6. Check Traces (if available)

Search for distributed traces:

  • Filter by service name and time window
  • What to look for: slow spans, error spans, unusual latency distribution, failing downstream calls

7. Check Infrastructure (if available)

If Kubernetes MCP or cloud CLI is available:

  • Pod status, restart counts, OOM kills
  • Resource usage (CPU, memory) near the alert time
  • Recent deployment events

If not available (VPN, permissions), note it and continue with available data.

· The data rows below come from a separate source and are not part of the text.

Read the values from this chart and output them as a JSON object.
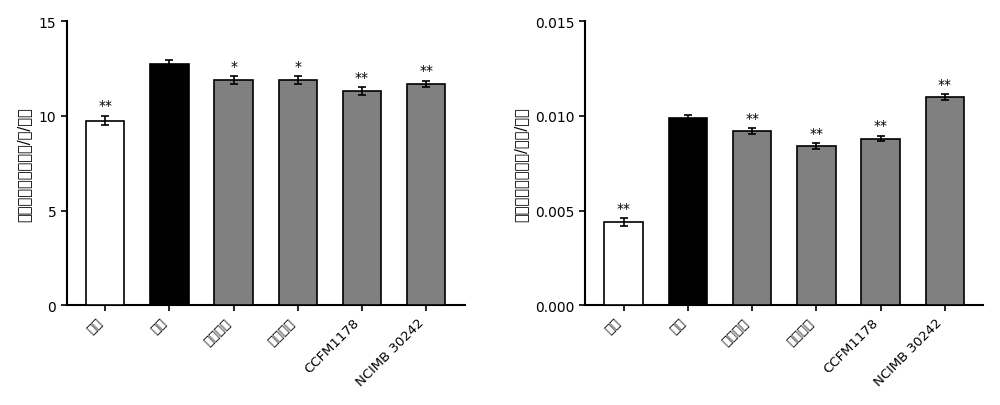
{
  "left": {
    "categories": [
      "空白",
      "造模",
      "辛伐他汀",
      "二甲双胍",
      "CCFM1178",
      "NCIMB 30242"
    ],
    "values": [
      9.75,
      12.75,
      11.9,
      11.9,
      11.3,
      11.7
    ],
    "errors": [
      0.25,
      0.2,
      0.2,
      0.2,
      0.2,
      0.15
    ],
    "colors": [
      "#ffffff",
      "#000000",
      "#808080",
      "#808080",
      "#808080",
      "#808080"
    ],
    "edge_colors": [
      "#000000",
      "#000000",
      "#000000",
      "#000000",
      "#000000",
      "#000000"
    ],
    "significance": [
      "**",
      "",
      "*",
      "*",
      "**",
      "**"
    ],
    "ylabel": "每日饮食摄入（千卡/天/只）",
    "ylim": [
      0,
      15
    ],
    "yticks": [
      0,
      5,
      10,
      15
    ]
  },
  "right": {
    "categories": [
      "空白",
      "造模",
      "辛伐他汀",
      "二甲双胍",
      "CCFM1178",
      "NCIMB 30242"
    ],
    "values": [
      0.0044,
      0.0099,
      0.0092,
      0.0084,
      0.0088,
      0.011
    ],
    "errors": [
      0.0002,
      0.00015,
      0.00015,
      0.00015,
      0.00015,
      0.00015
    ],
    "colors": [
      "#ffffff",
      "#000000",
      "#808080",
      "#808080",
      "#808080",
      "#808080"
    ],
    "edge_colors": [
      "#000000",
      "#000000",
      "#000000",
      "#000000",
      "#000000",
      "#000000"
    ],
    "significance": [
      "**",
      "",
      "**",
      "**",
      "**",
      "**"
    ],
    "ylabel": "能量转化效率（克/千卡/只）",
    "ylim": [
      0,
      0.015
    ],
    "yticks": [
      0.0,
      0.005,
      0.01,
      0.015
    ]
  },
  "bar_width": 0.6,
  "capsize": 3,
  "sig_fontsize": 10,
  "tick_fontsize": 9.5,
  "label_fontsize": 10.5,
  "background_color": "#ffffff",
  "bar_edge_width": 1.2
}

8. Check Recent Code Changes (if
gh
available)

gh auth status

If authenticated:

  1. Identify the repo from the service name
  2. Check recent releases/tags to see what's currently deployed:
    gh api repos/<org>/<service>/tags --jq '.[0:3] | .[] | {name: .name, sha: .commit.sha}'
    
  3. Diff between last 2 tags to see what changed in the latest release:
    gh api repos/<org>/<service>/compare/<prev-tag>...<latest-tag> --jq '.commits[] | {sha: .sha[:7], message: .commit.message, author: .commit.author.name}'
    
  4. Look at relevant code based on the error type:
    • HTTP errors → route handlers, middleware
    • DB errors → query code, connection pooling
    • Timeout errors → external call clients, timeout configs
    • OOM → memory-heavy operations, unbounded collections

NEVER create, push, or modify tags.

9. Present Investigation Summary

## Alert Investigation: <Alert Name>

**Status:** <OK / Alert / Warn / No Data>
**Service:** <service> | **Env:** <env>
**Triggered:** <timestamp> | **Duration:** <duration or "Ongoing">

### Metrics
<key observations — spike at X time, value Y vs threshold Z>

### Logs
<key log lines or patterns — N errors of type X, stack trace summary>

### Traces
<latency or error observations — if available>

### Infrastructure
<pod status, resource usage — if available>

### Recent Code Changes
<commits near trigger time, or "No recent changes" or "gh CLI not available">

### Root Cause Hypothesis
<best assessment based on available data — be explicit about confidence level>

### Recommended Next Steps
1. <most impactful action>
2. <secondary action>
3. <what to check if hypothesis is wrong>

If data is inconclusive, say so explicitly and suggest what to check manually (e.g., VPN access to k8s, direct DB query, checking with the team).

Interaction Style

  • Lead with data, not guesses — show metrics/logs/traces before forming a hypothesis
  • Be explicit about confidence: "high confidence", "likely", "inconclusive"
  • If a step yields no data, say so and move on — don't speculate

Rules

  • Never skip Steps 3-5 (monitor, metrics, logs) — these are the core investigation
  • Steps 6-8 (traces, infra, code) are optional based on tool availability
  • Never create, push, or modify tags or deployments during investigation
  • Always present the structured summary at the end, even if inconclusive

Output

Present the investigation summary inline in the conversation. No file output unless the user asks to save it.